He talked rapidly; very rapidly; so rapidly that his words often stumbled over one another in their eagerness to get out, until he actually stuttered. When he tried, he spoke English with just enough Irish accent to make it sweet on his tongue. But when he didn't try, and that was most of the time, the brogue was rich and thick. Nearly always he had the peculiarly Irish trick of repeating the last words of a closing sentence.
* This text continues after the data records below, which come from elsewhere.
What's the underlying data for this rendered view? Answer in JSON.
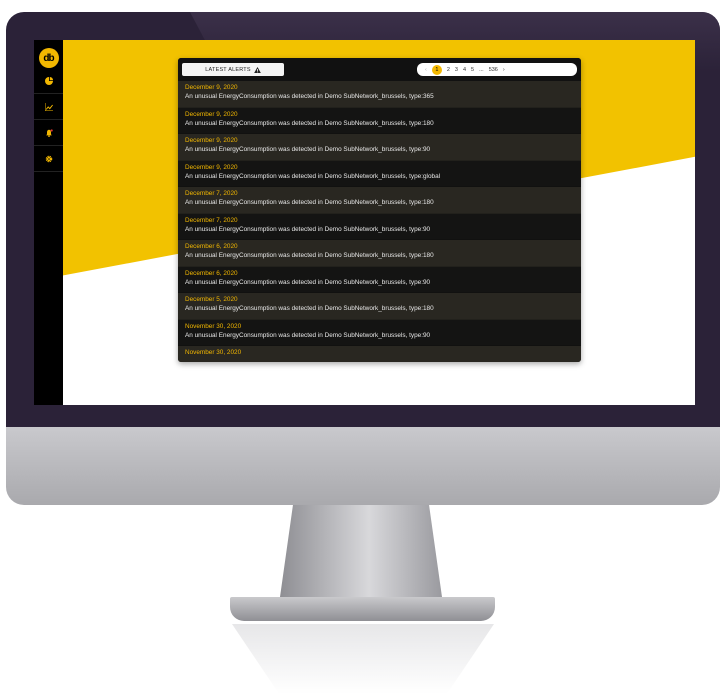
{
  "sidebar": {
    "logo_text": "db",
    "items": [
      {
        "icon": "pie-chart-icon"
      },
      {
        "icon": "line-chart-icon"
      },
      {
        "icon": "bell-icon"
      },
      {
        "icon": "gear-icon"
      }
    ]
  },
  "panel": {
    "header_label": "LATEST ALERTS",
    "header_icon": "warning-icon",
    "pager": {
      "prev": "‹",
      "pages": [
        "1",
        "2",
        "3",
        "4",
        "5"
      ],
      "active_page": "1",
      "ellipsis": "...",
      "last_page": "536",
      "next": "›"
    }
  },
  "alerts": [
    {
      "date": "December 9, 2020",
      "message": "An unusual EnergyConsumption was detected in Demo SubNetwork_brussels, type:365"
    },
    {
      "date": "December 9, 2020",
      "message": "An unusual EnergyConsumption was detected in Demo SubNetwork_brussels, type:180"
    },
    {
      "date": "December 9, 2020",
      "message": "An unusual EnergyConsumption was detected in Demo SubNetwork_brussels, type:90"
    },
    {
      "date": "December 9, 2020",
      "message": "An unusual EnergyConsumption was detected in Demo SubNetwork_brussels, type:global"
    },
    {
      "date": "December 7, 2020",
      "message": "An unusual EnergyConsumption was detected in Demo SubNetwork_brussels, type:180"
    },
    {
      "date": "December 7, 2020",
      "message": "An unusual EnergyConsumption was detected in Demo SubNetwork_brussels, type:90"
    },
    {
      "date": "December 6, 2020",
      "message": "An unusual EnergyConsumption was detected in Demo SubNetwork_brussels, type:180"
    },
    {
      "date": "December 6, 2020",
      "message": "An unusual EnergyConsumption was detected in Demo SubNetwork_brussels, type:90"
    },
    {
      "date": "December 5, 2020",
      "message": "An unusual EnergyConsumption was detected in Demo SubNetwork_brussels, type:180"
    },
    {
      "date": "November 30, 2020",
      "message": "An unusual EnergyConsumption was detected in Demo SubNetwork_brussels, type:90"
    },
    {
      "date": "November 30, 2020",
      "message": ""
    }
  ],
  "colors": {
    "accent": "#f2b700",
    "sidebar": "#000000",
    "bezel": "#2b2238"
  }
}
"How long has Gorman been here?" asked Sinclair in a low tone.
"Only a couple of months," replied McLeod. "Came over with us from Amoy."
"How does it come that a sergeant with his record of service should end up by being consulate constable in an out-of-the-way corner like Tamsui?"
"Search me! I can't tell you."
"Probably the old story of a man who has served his Queen and country well and then been dropped, to live or die wherever he may chance to fall."
"Yes, and none of the blockheads who have commanded him have sense enough to know how much good service they could get out of a man like that, if they would only give him a chance to rise. Instead they turn him adrift like a worn-out horse."
"Perhaps he has a history behind him. It seems to me that most men out here, except you and I, Mac, have histories. Here he comes. Perhaps he will talk."
The sergeant crossed the little deck, stood at attention, and saluted:
"I have the honour to report, sir, that I have given the Chinese, A Hoa, the instructions you commanded and that he seems to understand them very well, sir."